Homenagem ao Cupido
É da espécie do amor mudo, o amor calado, assim um amor calado por entre neve e anos; um amor que não fala e grita e deseja acabar-se, substituir-se a outro; um amor paralisado a bater num coração paralisado; um amor que não vai e não vem, um amor enfiado numa estaca a meio da praça; aquela coisa, meio podre e viva, que bate fresca ao fim de anos; que respira, débil; que vê na escuridão como um gato idoso e desenganado.
É um género de amor que não se acaba e quer acabar-se, já sem estrépito, já sem se atirar para debaixo da carruagem; mas docemente, como um anjo a largar um suspiro.
Talvez apagar-se na rua como o céu apaga certas nuvens e elas deixam de ser nuvens, são fiapinhos invisíveis outrora brancos.
Como este coração, outrora vermelho, hoje rosa, a bater descompassado, habitado pelo vírus que não se desaloja (e não há meio de sair a lei das rendas); um coração abafado, cansado de arrastar-se e não se atirar para debaixo da carruagem; um coração gasto de romantismos, com o amor a encravá-lo, bicho da fruta, o amor.
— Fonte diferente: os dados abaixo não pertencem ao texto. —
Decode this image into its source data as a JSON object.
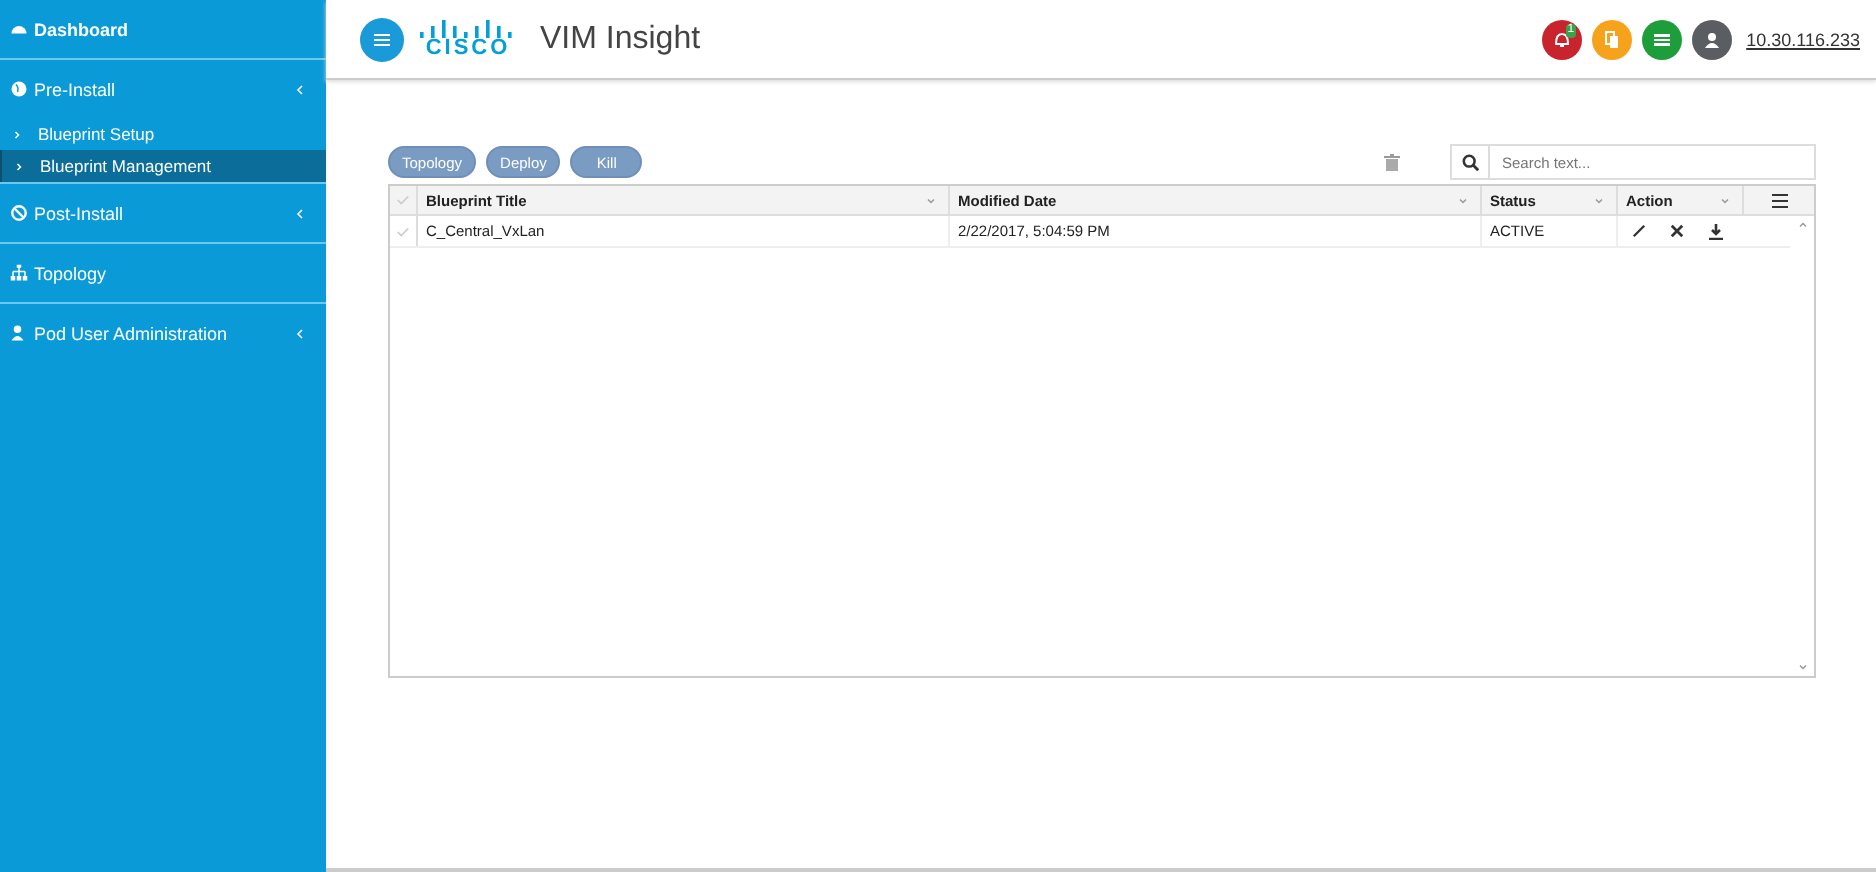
{
  "sidebar": {
    "items": [
      {
        "label": "Dashboard",
        "kind": "link"
      },
      {
        "label": "Pre-Install",
        "kind": "group",
        "children": [
          {
            "label": "Blueprint Setup",
            "selected": false
          },
          {
            "label": "Blueprint Management",
            "selected": true
          }
        ]
      },
      {
        "label": "Post-Install",
        "kind": "group"
      },
      {
        "label": "Topology",
        "kind": "link"
      },
      {
        "label": "Pod User Administration",
        "kind": "group"
      }
    ]
  },
  "header": {
    "title": "VIM Insight",
    "logo_text": "CISCO",
    "notification_count": "1",
    "address": "10.30.116.233"
  },
  "toolbar": {
    "buttons": [
      "Topology",
      "Deploy",
      "Kill"
    ],
    "search": {
      "placeholder": "Search text..."
    }
  },
  "table": {
    "columns": [
      "Blueprint Title",
      "Modified Date",
      "Status",
      "Action"
    ],
    "rows": [
      {
        "cells": [
          "C_Central_VxLan",
          "2/22/2017, 5:04:59 PM",
          "ACTIVE"
        ],
        "checked": false
      }
    ]
  }
}
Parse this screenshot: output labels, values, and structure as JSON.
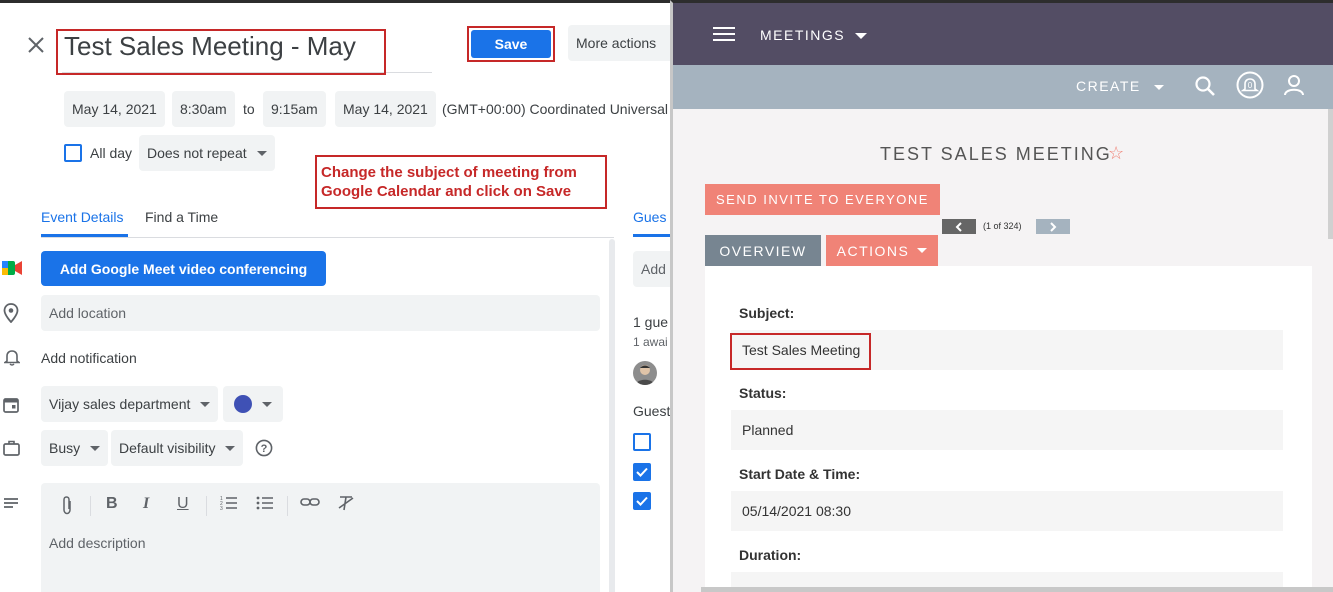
{
  "calendar": {
    "close_icon": "close-icon",
    "title": "Test Sales Meeting - May",
    "save_label": "Save",
    "more_actions_label": "More actions",
    "start_date": "May 14, 2021",
    "start_time": "8:30am",
    "to_label": "to",
    "end_time": "9:15am",
    "end_date": "May 14, 2021",
    "timezone": "(GMT+00:00) Coordinated Universal",
    "all_day_label": "All day",
    "repeat_label": "Does not repeat",
    "annotation_text": "Change the subject of meeting from Google Calendar and click on Save",
    "tabs": [
      {
        "label": "Event Details"
      },
      {
        "label": "Find a Time"
      }
    ],
    "guests_tab_label": "Gues",
    "meet_button_label": "Add Google Meet video conferencing",
    "location_placeholder": "Add location",
    "notification_label": "Add notification",
    "calendar_name": "Vijay sales department",
    "calendar_color": "#3f51b5",
    "busy_label": "Busy",
    "visibility_label": "Default visibility",
    "description_placeholder": "Add description",
    "guests": {
      "add_placeholder": "Add",
      "count_label": "1 gue",
      "awaiting_label": "1 awai",
      "permissions_label": "Guest"
    },
    "colors": {
      "accent": "#1a73e8",
      "annotation_red": "#c62828"
    }
  },
  "crm": {
    "module_label": "MEETINGS",
    "create_label": "CREATE",
    "record_title": "TEST SALES MEETING",
    "send_invite_label": "SEND INVITE TO EVERYONE",
    "pagination_label": "(1 of 324)",
    "tabs": [
      {
        "label": "OVERVIEW"
      },
      {
        "label": "ACTIONS"
      }
    ],
    "fields": {
      "subject_label": "Subject:",
      "subject_value": "Test Sales Meeting",
      "status_label": "Status:",
      "status_value": "Planned",
      "start_label": "Start Date & Time:",
      "start_value": "05/14/2021 08:30",
      "duration_label": "Duration:"
    },
    "colors": {
      "header": "#534d64",
      "subheader": "#a5b3bf",
      "salmon": "#f08377"
    }
  }
}
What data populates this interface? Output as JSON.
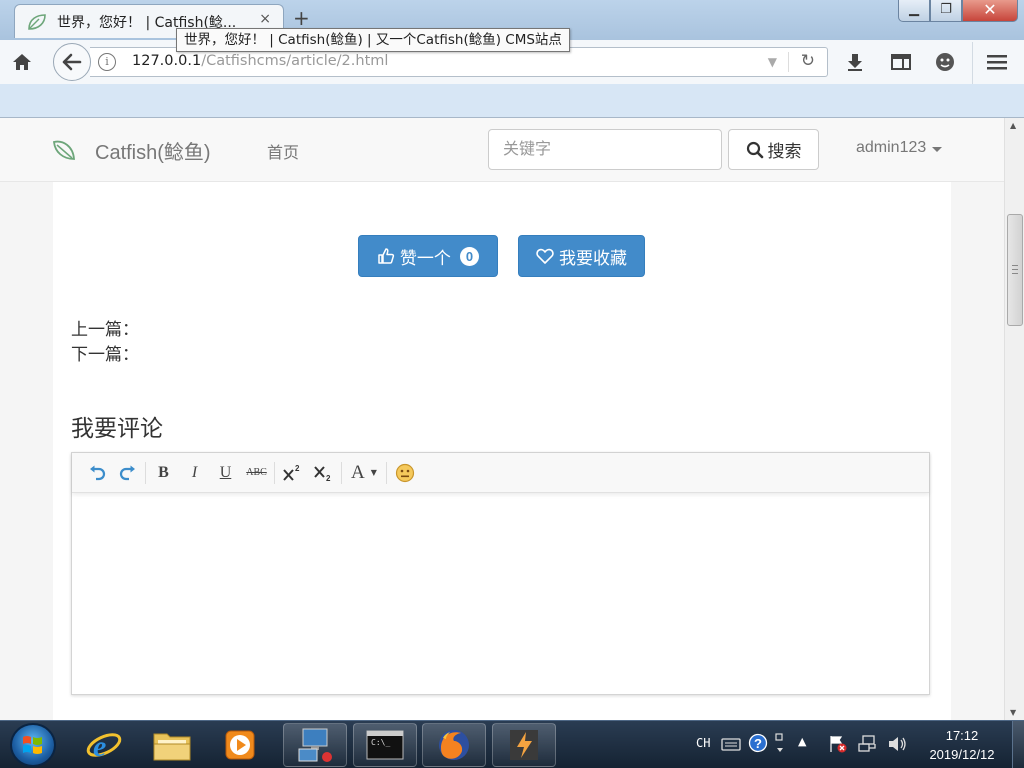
{
  "browser": {
    "tab_title": "世界，您好！ | Catfish(鲶...",
    "tab_close": "×",
    "new_tab": "+",
    "tooltip": "世界，您好！ | Catfish(鲶鱼) | 又一个Catfish(鲶鱼) CMS站点",
    "url_host": "127.0.0.1",
    "url_path": "/Catfishcms/article/2.html",
    "window_controls": {
      "minimize": "▁",
      "maximize": "❐",
      "close": "✕"
    }
  },
  "site": {
    "brand": "Catfish(鲶鱼)",
    "nav_home": "首页",
    "search_placeholder": "关键字",
    "search_button": "搜索",
    "user_name": "admin123"
  },
  "article": {
    "like_label": "赞一个",
    "like_count": "0",
    "favorite_label": "我要收藏",
    "prev_label": "上一篇：",
    "next_label": "下一篇：",
    "comment_heading": "我要评论"
  },
  "editor": {
    "toolbar": [
      "undo-icon",
      "redo-icon",
      "bold-icon",
      "italic-icon",
      "underline-icon",
      "strikethrough-icon",
      "superscript-icon",
      "subscript-icon",
      "font-color-icon",
      "emoticon-icon"
    ],
    "bold": "B",
    "italic": "I",
    "underline": "U",
    "strike": "ABC",
    "font_color": "A"
  },
  "taskbar": {
    "input_lang": "CH",
    "time": "17:12",
    "date": "2019/12/12"
  },
  "colors": {
    "primary_button": "#428bca",
    "navbar_bg": "#f8f8f8",
    "taskbar": "#1b2b3e"
  }
}
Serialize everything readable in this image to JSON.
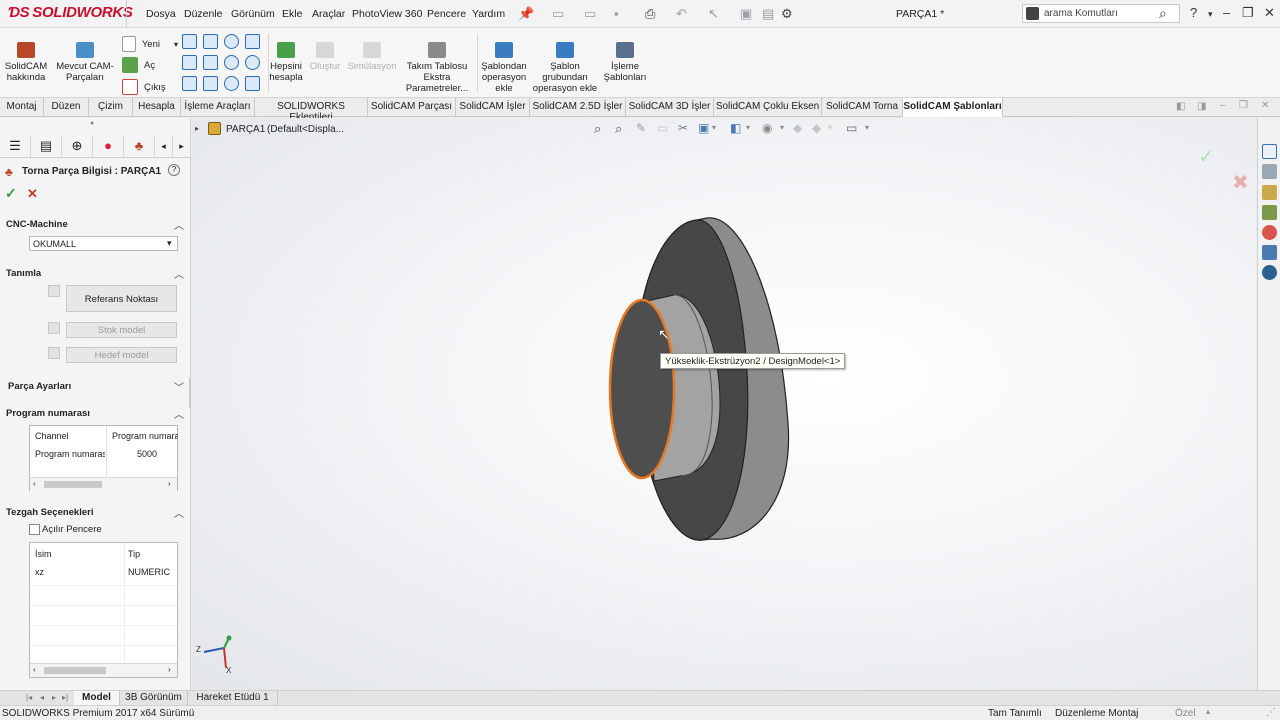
{
  "app": {
    "brand": "SOLIDWORKS",
    "doc_title": "PARÇA1 *"
  },
  "menu": [
    "Dosya",
    "Düzenle",
    "Görünüm",
    "Ekle",
    "Araçlar",
    "PhotoView 360",
    "Pencere",
    "Yardım"
  ],
  "search": {
    "placeholder": "arama Komutları"
  },
  "ribbon": {
    "solidcam_about": "SolidCAM hakkında",
    "existing_cam": "Mevcut CAM-Parçaları",
    "new": "Yeni",
    "open": "Aç",
    "exit": "Çıkış",
    "calc_all": "Hepsini hesapla",
    "create": "Oluştur",
    "simulation": "Simülasyon",
    "tool_table": "Takım Tablosu Ekstra Parametreler...",
    "from_template": "Şablondan operasyon ekle",
    "template_group": "Şablon grubundan operasyon ekle",
    "machining_templates": "İşleme Şablonları"
  },
  "tabs": [
    {
      "label": "Montaj",
      "active": false
    },
    {
      "label": "Düzen",
      "active": false
    },
    {
      "label": "Çizim",
      "active": false
    },
    {
      "label": "Hesapla",
      "active": false
    },
    {
      "label": "İşleme Araçları",
      "active": false
    },
    {
      "label": "SOLIDWORKS Eklentileri",
      "active": false
    },
    {
      "label": "SolidCAM Parçası",
      "active": false
    },
    {
      "label": "SolidCAM İşler",
      "active": false
    },
    {
      "label": "SolidCAM 2.5D İşler",
      "active": false
    },
    {
      "label": "SolidCAM 3D İşler",
      "active": false
    },
    {
      "label": "SolidCAM Çoklu Eksen",
      "active": false
    },
    {
      "label": "SolidCAM Torna",
      "active": false
    },
    {
      "label": "SolidCAM Şablonları",
      "active": true
    }
  ],
  "panel": {
    "title": "Torna Parça Bilgisi : PARÇA1",
    "cnc_section": "CNC-Machine",
    "cnc_value": "OKUMALL",
    "define_section": "Tanımla",
    "ref_point_btn": "Referans Noktası",
    "stock_model_btn": "Stok model",
    "target_model_btn": "Hedef model",
    "part_settings": "Parça Ayarları",
    "program_section": "Program numarası",
    "program_table": {
      "headers": [
        "Channel",
        "Program numarası"
      ],
      "rows": [
        [
          "Program numarası",
          "5000"
        ]
      ]
    },
    "machine_options": "Tezgah Seçenekleri",
    "open_window": "Açılır Pencere",
    "options_table": {
      "headers": [
        "İsim",
        "Tip"
      ],
      "rows": [
        [
          "xz",
          "NUMERIC"
        ]
      ]
    }
  },
  "tree": {
    "root": "PARÇA1",
    "config": "(Default<Displa..."
  },
  "tooltip": "Yükseklik-Ekstrüzyon2 / DesignModel<1>",
  "bottom_tabs": [
    {
      "label": "Model",
      "active": true
    },
    {
      "label": "3B Görünüm",
      "active": false
    },
    {
      "label": "Hareket Etüdü 1",
      "active": false
    }
  ],
  "status": {
    "version": "SOLIDWORKS Premium 2017 x64 Sürümü",
    "defined": "Tam Tanımlı",
    "mode": "Düzenleme Montaj",
    "units": "Özel"
  },
  "colors": {
    "accent": "#c8102e",
    "highlight": "#e87722",
    "check": "#2e9e3e",
    "cross": "#c0392b"
  }
}
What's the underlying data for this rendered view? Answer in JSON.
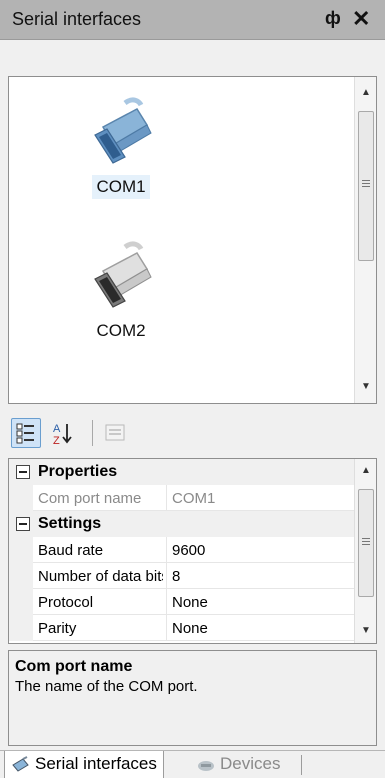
{
  "panel": {
    "title": "Serial interfaces",
    "pin_glyph": "ф",
    "close_glyph": "✕"
  },
  "ports": [
    {
      "name": "COM1",
      "icon": "serial-cable-active-icon",
      "selected": true,
      "color": "#8ab4d8"
    },
    {
      "name": "COM2",
      "icon": "serial-cable-inactive-icon",
      "selected": false,
      "color": "#d6d6d6"
    }
  ],
  "toolbar": {
    "categorized": "categorized-view-icon",
    "alphabetical": "sort-alphabetical-icon",
    "property_pages": "property-pages-icon"
  },
  "property_grid": {
    "rows": [
      {
        "type": "category",
        "label": "Properties"
      },
      {
        "type": "property",
        "name": "Com port name",
        "value": "COM1",
        "readonly": true
      },
      {
        "type": "category",
        "label": "Settings"
      },
      {
        "type": "property",
        "name": "Baud rate",
        "value": "9600"
      },
      {
        "type": "property",
        "name": "Number of data bits",
        "value": "8"
      },
      {
        "type": "property",
        "name": "Protocol",
        "value": "None"
      },
      {
        "type": "property",
        "name": "Parity",
        "value": "None"
      }
    ]
  },
  "description": {
    "title": "Com port name",
    "text": "The name of the COM port."
  },
  "tabs": [
    {
      "label": "Serial interfaces",
      "active": true,
      "icon": "serial-interfaces-tab-icon"
    },
    {
      "label": "Devices",
      "active": false,
      "icon": "devices-tab-icon"
    }
  ],
  "colors": {
    "accent": "#6a9ecf",
    "selection": "#e5f1fb",
    "title_bar": "#b3b3b3"
  }
}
Um amor que murcha, mas não morre; um coração que vai emurchecendo também; duas rosas podres, bicéfalas; duas flores mortas; dois bichos sem ar; dois monstros que se comem, deglutem, digladiam.
Duas entidades moribundas. Dois cestos sem pão ou pão sem boca; carcaças enrodilhadas em mofo; dois amigos que se odeiam e ferem; duas bestas cegas sem direcção.
Um amor que já se espantou, que já se calou, que sentiu, que amou amou, e hoje quer matar-se. Um amor que tem frio. Um amor que tem frio.
Um amor que antes sorriu e hoje s’ennuie.
Um amor que ainda ama contudo.
Um amor que se entretém a amar. A amar outro amor sem voz.
Um amor que gosta de brincar às balas perdidas, a zunirem, esperançadas, perto das margens do peito.